Despite its designation as a UNESCO World Cultural Treasure and its reputation as a Spanish Colonial jewel, Cuenca is actually a city of Modernity. Each new epoch of the Modern World has left an indelible stain upon the city’s exquisite architectural streetscapes, a delightfully mottled veneer one could better describe as Eclecticism. Charged with the listing of Historic buildings and more, the Institute of Cultural Heritage (INPC), Ecuador's premier Conservation body, has a number of diverse projects on the go throughout Southern Ecuador. As well as restoring old mansions, they work on sites ranging from Nationally important rural Pre-Canari settlements to 'almost forgotten' Ateliers in the streets and laneways of cities like Cuenca.
The INPC employs an array of Specialists from Sociologists to paint technologists and their Cuenca headquarters, located naturally, in one of the most unique Mansions in the city, is a hub of activity.

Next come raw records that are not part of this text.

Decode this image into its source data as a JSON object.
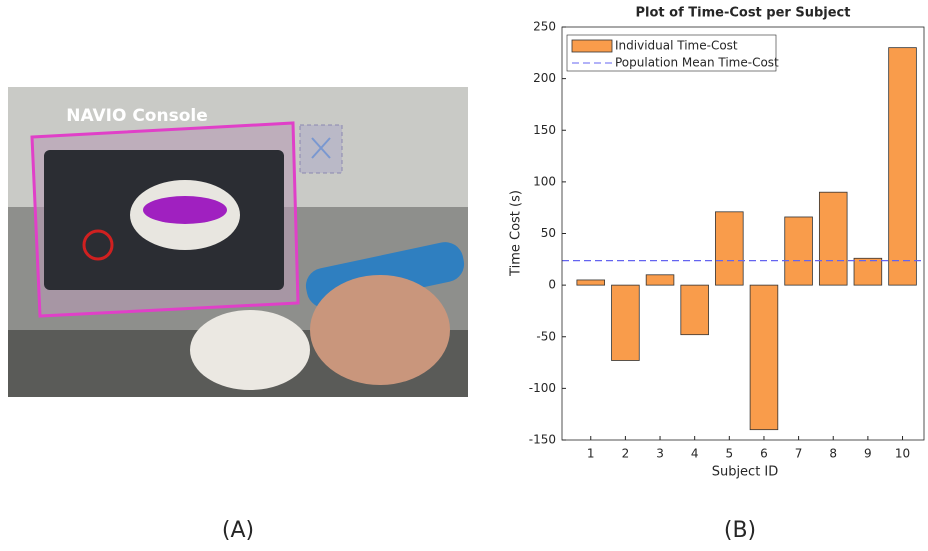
{
  "panels": {
    "photo_label": "NAVIO Console",
    "label_a": "(A)",
    "label_b": "(B)"
  },
  "chart_data": {
    "type": "bar",
    "title": "Plot of Time-Cost per Subject",
    "xlabel": "Subject ID",
    "ylabel": "Time Cost (s)",
    "categories": [
      "1",
      "2",
      "3",
      "4",
      "5",
      "6",
      "7",
      "8",
      "9",
      "10"
    ],
    "series": [
      {
        "name": "Individual Time-Cost",
        "color": "#f99c4b",
        "values": [
          5,
          -73,
          10,
          -48,
          71,
          -140,
          66,
          90,
          26,
          230
        ]
      }
    ],
    "mean_line": {
      "name": "Population Mean Time-Cost",
      "value": 23.7,
      "color": "#6464f0",
      "style": "dashed"
    },
    "ylim": [
      -150,
      250
    ],
    "yticks": [
      -150,
      -100,
      -50,
      0,
      50,
      100,
      150,
      200,
      250
    ],
    "grid": false,
    "legend": "upper left"
  }
}
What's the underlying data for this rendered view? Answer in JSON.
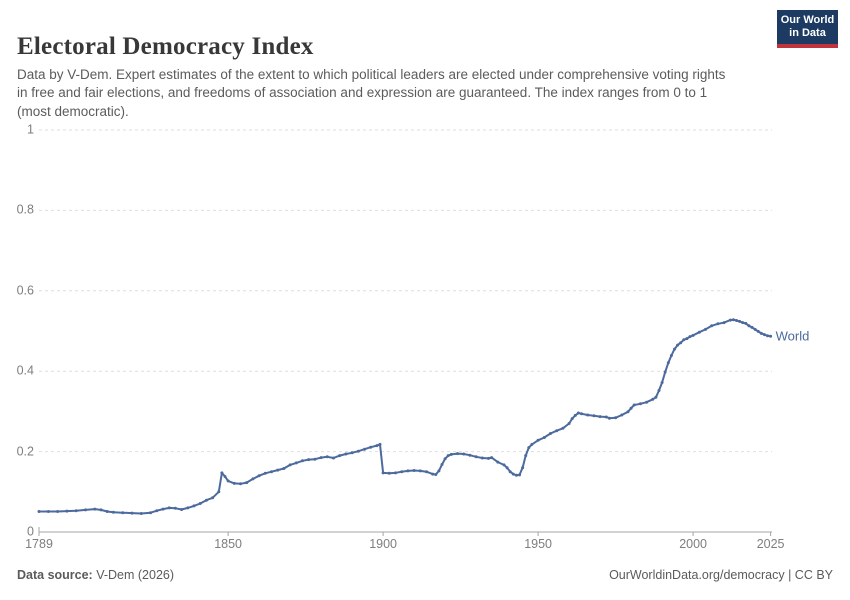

Visiting this old Mansion, I am transfixed by the elaborate murals of its original owner, Artist, Joaquin Rendon Araujo. In its heyday, the Institute’s headquarters was a modern and highly individualized family residence built about 1910 and boasting the latest in brass finishings and European wallpapers. Senor Rendon hand painted romantic landscapes and figures upon stairwells and walls. And he painted Doves, lots of them, hence the building’s name, House of the Doves – Casa de las Palomas. One of its most elaborate rooms overlooks Benigno Malo, and is floor to ceiling hand decorated pressed metal. Imagine High French Court meets Spanish Republican Adobe in far-flung empire.
I step off the footpath and enter Casa de las Palomas' zaguan, or entryway, cobbled with river stones and ox vertebra. In front of me, in stark contrast to the dark arcade, I am struck with the vision of a cheerful sunlit courtyard garden. I don’t know when this garden bed was laid out but the flowers thriving there are ones you’d expect in an English Cottage garden – Cosmos, Hollyhock, Rose and Jasmine: Sun worshippers every one of them!
From the ground floor of the Casa, I climb a solid wooden staircase that is decorated with a High Romantic Bavarian-like Pastoral narrative, to the next level. I take the second door and enter a large and airy ‘French Court’ style Salon. In this Artist’s folly of a house, I am enjoying the passing Colonial experience and the Vernacular of the Republican Era, as well as a little taste of La Belle Époque or the Age of Enlightenment. It’s a satisfying experience for a Décor devotee. From my perch, I applaud Senor Rendon, not for his Modernism but for his very proto-Postmodernism!
With his death in 1917, the Artist’s bohemian home began a long journey, passing through many hands, becoming in turn a casino, school, candle factory, drum factory and soft drink factory. I think it was a soft drink factory at the same time it housed the printing presses of el Diario del Sur, the Southern Daily. Oh, and for another short while, it was Senora Aurora Calle’s Inn.
By 1987, now rundown but with promise, the house attracted the attention of the Institute’s first Sub Director, Susana Gonzalez, who raised sufficient funds with the help of the Central Bank and the National Cultural Council, to buy the building for the INPC. Originally intended at that time to promote the study of Architectural Restoration, it has achieved that and more. Casa de las Palomas in the twenty-first century, is an Icon of Urban renewal. A visit to Ecuador’s Institute of Cultural Heritage has me thinking of how I can live and work from a more creative center where form and function serve each other well and perhaps like Senor Rendon, where form serves even that little bit more flamboyantly. His house has certainly proved to be a remarkably versatile building and a popular site for commerce, advocacy and residential life, and that for more than one hundred years!
(While it's not officially open to the public, you may get past the guard... it's on the east side of Benigno Malo between Juan Jaramillo and Presidente Cordova. Don't say I sent you!)